A database that actually gets unstructured data
NucliaDB stores and searches text, files, vectors, and annotations with hybrid search built for RAG pipelines.

What it does
NucliaDB is an open-source database for storing and searching unstructured data. It combines vector search, full-text search, and graph indexes in one system, with a storage layer backed by PostgreSQL and blob support for S3, GCS, and Azure. It’s written in Rust and Python, designed for multi-tenant deployments and large datasets.
The interesting bit
The project is explicitly built around a commercial ecosystem: Nuclia’s cloud “Understanding API” handles the messy work of data extraction and AI enrichment, while NucliaDB serves as the queryable storage layer. The AGPLv3 license means you can use it freely, but modify it and you must publish changes — a deliberate fence around the hosted service business model.
Key highlights
- Hybrid search: vector, keyword, and graph indexes in one query layer
- Field types cover text, files, links, and conversations with paragraph-level indexing
- Exports to HuggingFace datasets and PyTorch-compatible formats
- Distributed search with index replication and cloud-native deployment options
- Role-based security with upstream proxy authentication
Caveats
- The README has rough edges: typos (“multi-teanant”), awkward phrasing (“utilizing the power”), and some feature claims are vague (“Cloud data and insight extraction” lacks detail)

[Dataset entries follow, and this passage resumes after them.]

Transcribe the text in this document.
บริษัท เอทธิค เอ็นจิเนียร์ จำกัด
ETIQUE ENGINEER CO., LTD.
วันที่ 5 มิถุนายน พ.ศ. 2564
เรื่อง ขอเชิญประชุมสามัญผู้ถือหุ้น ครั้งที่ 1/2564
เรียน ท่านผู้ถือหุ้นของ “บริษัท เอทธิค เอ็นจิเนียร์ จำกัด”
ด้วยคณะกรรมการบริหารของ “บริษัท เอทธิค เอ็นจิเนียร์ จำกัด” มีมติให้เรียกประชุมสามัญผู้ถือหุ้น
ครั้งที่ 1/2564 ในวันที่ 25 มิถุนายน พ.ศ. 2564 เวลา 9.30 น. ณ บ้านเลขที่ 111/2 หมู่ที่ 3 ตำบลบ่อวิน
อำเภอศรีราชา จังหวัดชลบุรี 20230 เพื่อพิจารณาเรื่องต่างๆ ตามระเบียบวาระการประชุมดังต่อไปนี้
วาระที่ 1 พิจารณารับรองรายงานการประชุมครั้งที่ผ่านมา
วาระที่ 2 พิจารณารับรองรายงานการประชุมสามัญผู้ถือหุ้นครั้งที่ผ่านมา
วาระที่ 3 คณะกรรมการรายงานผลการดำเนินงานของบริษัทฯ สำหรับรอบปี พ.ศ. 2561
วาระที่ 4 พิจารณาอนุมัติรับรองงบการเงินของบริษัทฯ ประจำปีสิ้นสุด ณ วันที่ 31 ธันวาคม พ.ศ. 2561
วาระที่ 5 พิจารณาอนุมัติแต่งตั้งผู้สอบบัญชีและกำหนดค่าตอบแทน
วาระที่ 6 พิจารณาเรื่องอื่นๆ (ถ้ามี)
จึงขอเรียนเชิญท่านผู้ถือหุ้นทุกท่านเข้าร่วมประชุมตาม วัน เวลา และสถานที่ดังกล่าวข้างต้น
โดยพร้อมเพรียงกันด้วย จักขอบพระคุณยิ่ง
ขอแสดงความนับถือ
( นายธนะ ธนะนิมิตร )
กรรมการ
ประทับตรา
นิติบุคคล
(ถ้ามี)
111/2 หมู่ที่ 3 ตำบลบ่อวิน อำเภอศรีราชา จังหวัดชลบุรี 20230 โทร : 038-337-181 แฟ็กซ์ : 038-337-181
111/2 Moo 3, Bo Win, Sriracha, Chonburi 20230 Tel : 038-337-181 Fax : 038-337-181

- The cloud API integration is clearly the revenue path; self-hosted users get the database engine without the automatic NLP enrichment
Verdict
Worth evaluating if you’re building RAG infrastructure and want a unified search backend rather than gluing vector and text databases together. Skip it if you need a mature, standalone vector database without the surrounding Nuclia cloud ecosystem.